Os fortes rumores que passaram a correr céleres pelo porto de Nova York (EUA) garantiam haver muito mais riqueza no compartimento de carga do que podiam imaginar os passageiros do luxuoso transatlântico R.M.S. Republic, quando o navio, pertencente à companhia inglesa White Star Line, levantou âncora na tarde de 22 de janeiro de 1909. Segundo os boatos, longe dos olhos daquelas pessoas que subiram a bordo apenas em busca de diversão e descanso - levando imensos volumes de bagagem, jóias raríssimas e luxuosas roupas para as férias no Mediterrâneo -, um grande tesouro em reluzentes moedas de ouro, avaliado hoje em mais de um bilhão de dólares, havia sido embarcado secretamente.
O R.M.S. Republic não teve tempo de dar mais de uma noite de conforto e tranqüilidade a seus passageiros. Suas luxuosas salas de jantar ofereceram uma única refeição e seus salões de jogos testemunharam bem pouco da alegria prometida para aquela viagem. Muitas festas ficaram por acontecer, várias conversas acabaram adiadas e caixas de charutos cubanos deixaram
de ser fumadas, pois as ocasiões especiais em que caberiam os legítimos "Havanas" deram lugar a uma terrível surpresa logo no segundo dia de viagem.

A apenas 200 quilômetros de Nova York e próximo à Ilha de Nantucket, costa do Estado de Massachussets, no nordeste dos Estados Unidos, o Republic encontrou uma densa neblina. A maioria dos passageiros, entre eles o senhor Mooney, o homem mais rico do Estado de Dakota, e Eugene Lynch, grande empresário de Boston, descansavam em suas cabines, na companhia das esposas. Seus sonhos eram povoados pelas idílicas ilhas do Mediterrâneo, com gaivotas brancas e muito calor - ao contrário do branco inverno norte-americano... Pouco antes das seis horas da manhã, no entanto, ouviu-se em todo o navio um grande estrondo. As luzes se apagaram. E todo e qualquer resquício de visão ainda possível em toda aquela névoa, desapareceu de súbito. O luxuoso transatlântico acordou com medo.

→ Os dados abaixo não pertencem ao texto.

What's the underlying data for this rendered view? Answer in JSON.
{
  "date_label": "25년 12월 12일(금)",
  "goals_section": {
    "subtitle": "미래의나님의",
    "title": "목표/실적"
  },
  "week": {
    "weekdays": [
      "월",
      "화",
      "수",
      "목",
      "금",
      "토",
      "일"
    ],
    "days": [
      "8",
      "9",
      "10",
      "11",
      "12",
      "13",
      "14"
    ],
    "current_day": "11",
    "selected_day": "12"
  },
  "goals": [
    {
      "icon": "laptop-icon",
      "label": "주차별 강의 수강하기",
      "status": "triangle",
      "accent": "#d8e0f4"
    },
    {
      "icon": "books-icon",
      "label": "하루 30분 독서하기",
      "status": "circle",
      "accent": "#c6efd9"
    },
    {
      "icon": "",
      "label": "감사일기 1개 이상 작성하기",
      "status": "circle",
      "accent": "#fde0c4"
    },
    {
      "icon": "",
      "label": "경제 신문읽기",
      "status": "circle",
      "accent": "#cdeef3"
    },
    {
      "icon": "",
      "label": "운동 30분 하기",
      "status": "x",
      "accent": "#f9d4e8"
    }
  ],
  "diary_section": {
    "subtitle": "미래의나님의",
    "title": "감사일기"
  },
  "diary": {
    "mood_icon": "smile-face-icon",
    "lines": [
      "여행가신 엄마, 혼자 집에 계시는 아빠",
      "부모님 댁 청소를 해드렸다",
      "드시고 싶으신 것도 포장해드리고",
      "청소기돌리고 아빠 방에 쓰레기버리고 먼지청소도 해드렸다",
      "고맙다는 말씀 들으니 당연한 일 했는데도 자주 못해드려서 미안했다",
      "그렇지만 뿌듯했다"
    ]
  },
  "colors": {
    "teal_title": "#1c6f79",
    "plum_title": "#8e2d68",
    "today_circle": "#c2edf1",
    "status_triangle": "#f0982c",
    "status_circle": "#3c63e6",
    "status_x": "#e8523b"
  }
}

Um navio de bandeira italiana, batizado de Florida, também se encontrava perdido na neblina, pois era simplesmente impossível seguir o curso original naquele inferno branco. Era apenas questão de tempo para que um desastre acontecesse. E, então, aconteceu. A proa do Florida atingiu o Republic a bombordo, destruindo imediatamente seis cabines. Entre elas, as do senhor Mooney e da senhora Lynch, que morreram na hora. Quatro tripulantes do navio italiano também não resistiram à colisão, apesar de terem sido bem menores os seus estragos.
O Florida atingiu também a sala de máquinas do transatlântico inglês, arrastando no choque uma das grossas portas de ferro maciço cuja função era impedir que a água entrasse no compartimento e alagasse os motores caso o casco fosse rompido. Com a porta arrancada, a água gelada do mar invadiu rapidamente a casa de máquinas. Para evitar uma possível explosão, as caldeiras foram desligadas, deixando o barco apenas com a energia elétrica armazenada em suas baterias. Seu uso ficaria limitado ao telégrafo sem fio - novidade tecnológica que viria a ser a salvação das 1.650 pessoas a bordo das duas embarcações.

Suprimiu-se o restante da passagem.